The two men haven’t spoken since, according to Johnson. Representatives for Johnson and Stern didn’t immediately respond to EW’s requests for comment.
During the cringe-inducing Magic Hour interview, Stern said to Johnson, “The thing you need to work on, in my estimation, is that you’ve gotta stop trying to talk like the white man… Everybody’s anti-Ebonics. I say let it fly! What you need to do, my brotha, is to really get down with it. You talk Ebonics all you want.” He added, “Listen, you’re a Black man. I grew up in a Black neighborhood. I’m Blacker than you are, trust me. I’m the Blackest Black man you’ll ever meet.” Stern also referenced his upbringing in Roosevelt, Long Island, “a Black ghetto,” before launching into his impression of a Black person.
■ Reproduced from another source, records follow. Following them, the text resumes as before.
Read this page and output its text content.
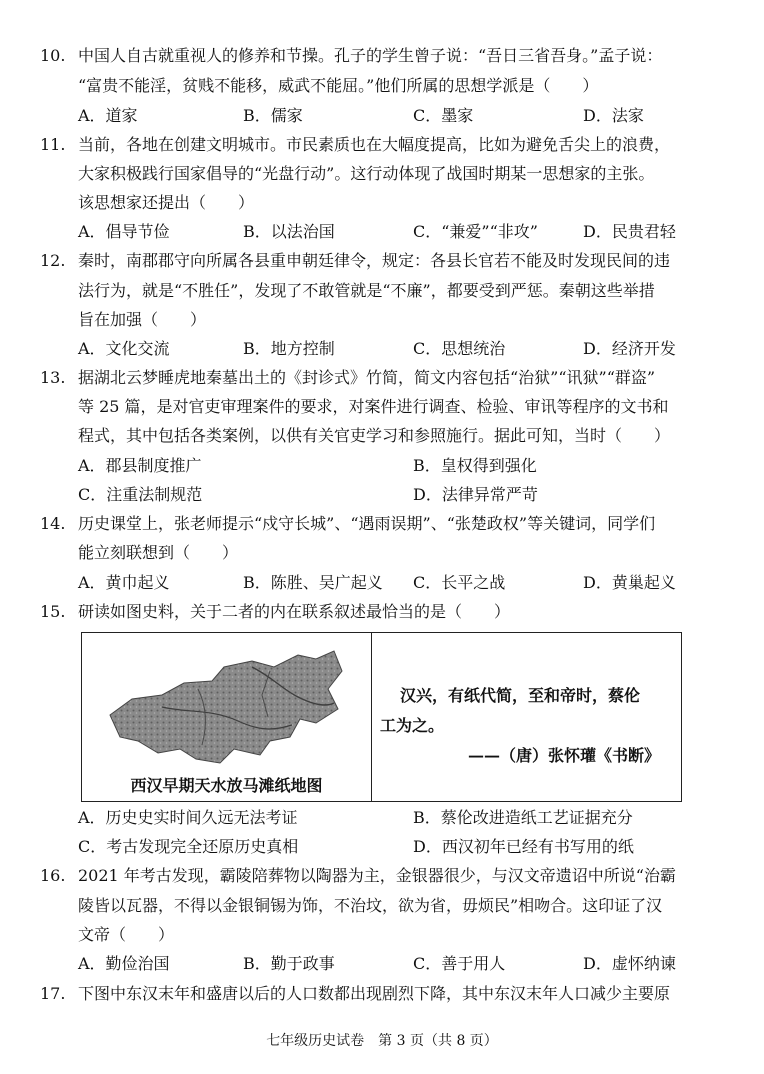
10. 中国人自古就重视人的修养和节操。孔子的学生曾子说：“吾日三省吾身。”孟子说：
“富贵不能淫，贫贱不能移，威武不能屈。”他们所属的思想学派是（　　）
A．道家	B．儒家	C．墨家	D．法家
11. 当前，各地在创建文明城市。市民素质也在大幅度提高，比如为避免舌尖上的浪费，
大家积极践行国家倡导的“光盘行动”。这行动体现了战国时期某一思想家的主张。
该思想家还提出（　　）
A．倡导节俭	B．以法治国	C．“兼爱”“非攻”	D．民贵君轻
12. 秦时，南郡郡守向所属各县重申朝廷律令，规定：各县长官若不能及时发现民间的违
法行为，就是“不胜任”，发现了不敢管就是“不廉”，都要受到严惩。秦朝这些举措
旨在加强（　　）
A．文化交流	B．地方控制	C．思想统治	D．经济开发
13. 据湖北云梦睡虎地秦墓出土的《封诊式》竹简，简文内容包括“治狱”“讯狱”“群盗”
等 25 篇，是对官吏审理案件的要求，对案件进行调查、检验、审讯等程序的文书和
程式，其中包括各类案例，以供有关官吏学习和参照施行。据此可知，当时（　　）
A．郡县制度推广	B．皇权得到强化
C．注重法制规范	D．法律异常严苛
14. 历史课堂上，张老师提示“戍守长城”、“遇雨误期”、“张楚政权”等关键词，同学们
能立刻联想到（　　）
A．黄巾起义	B．陈胜、吴广起义 C．长平之战	D．黄巢起义
15. 研读如图史料，关于二者的内在联系叙述最恰当的是（　　）
西汉早期天水放马滩纸地图
汉兴，有纸代简，至和帝时，蔡伦
工为之。
——（唐）张怀瓘《书断》
A．历史史实时间久远无法考证	B．蔡伦改进造纸工艺证据充分
C．考古发现完全还原历史真相	D．西汉初年已经有书写用的纸
16. 2021 年考古发现，霸陵陪葬物以陶器为主，金银器很少，与汉文帝遗诏中所说“治霸
陵皆以瓦器，不得以金银铜锡为饰，不治坟，欲为省，毋烦民”相吻合。这印证了汉
文帝（　　）
A．勤俭治国	B．勤于政事	C．善于用人	D．虚怀纳谏
17. 下图中东汉末年和盛唐以后的人口数都出现剧烈下降，其中东汉末年人口减少主要原
七年级历史试卷　第 3 页（共 8 页）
Stern went on to discuss Johnson’s HIV-positive status, which the five-time NBA champ and Lakers legend had disclosed during a watershed 1991 press conference announcing his retirement. (Johnson returned to the league twice, playing his final game in 1996.)
“You had the life I wanted,” Stern said, asking Johnson about his sexual history. “These were white chicks? Black chicks? What do we got? What did you prefer? You would have sex with everybody? At least you had fun getting AIDS.”
Reflecting on the uncomfortable interview 24 years later, Johnson told Variety, “It is what it is. I learned a lot from that. I’ve never put myself — or HIV and AIDS, or my race — in that position again, ever again.”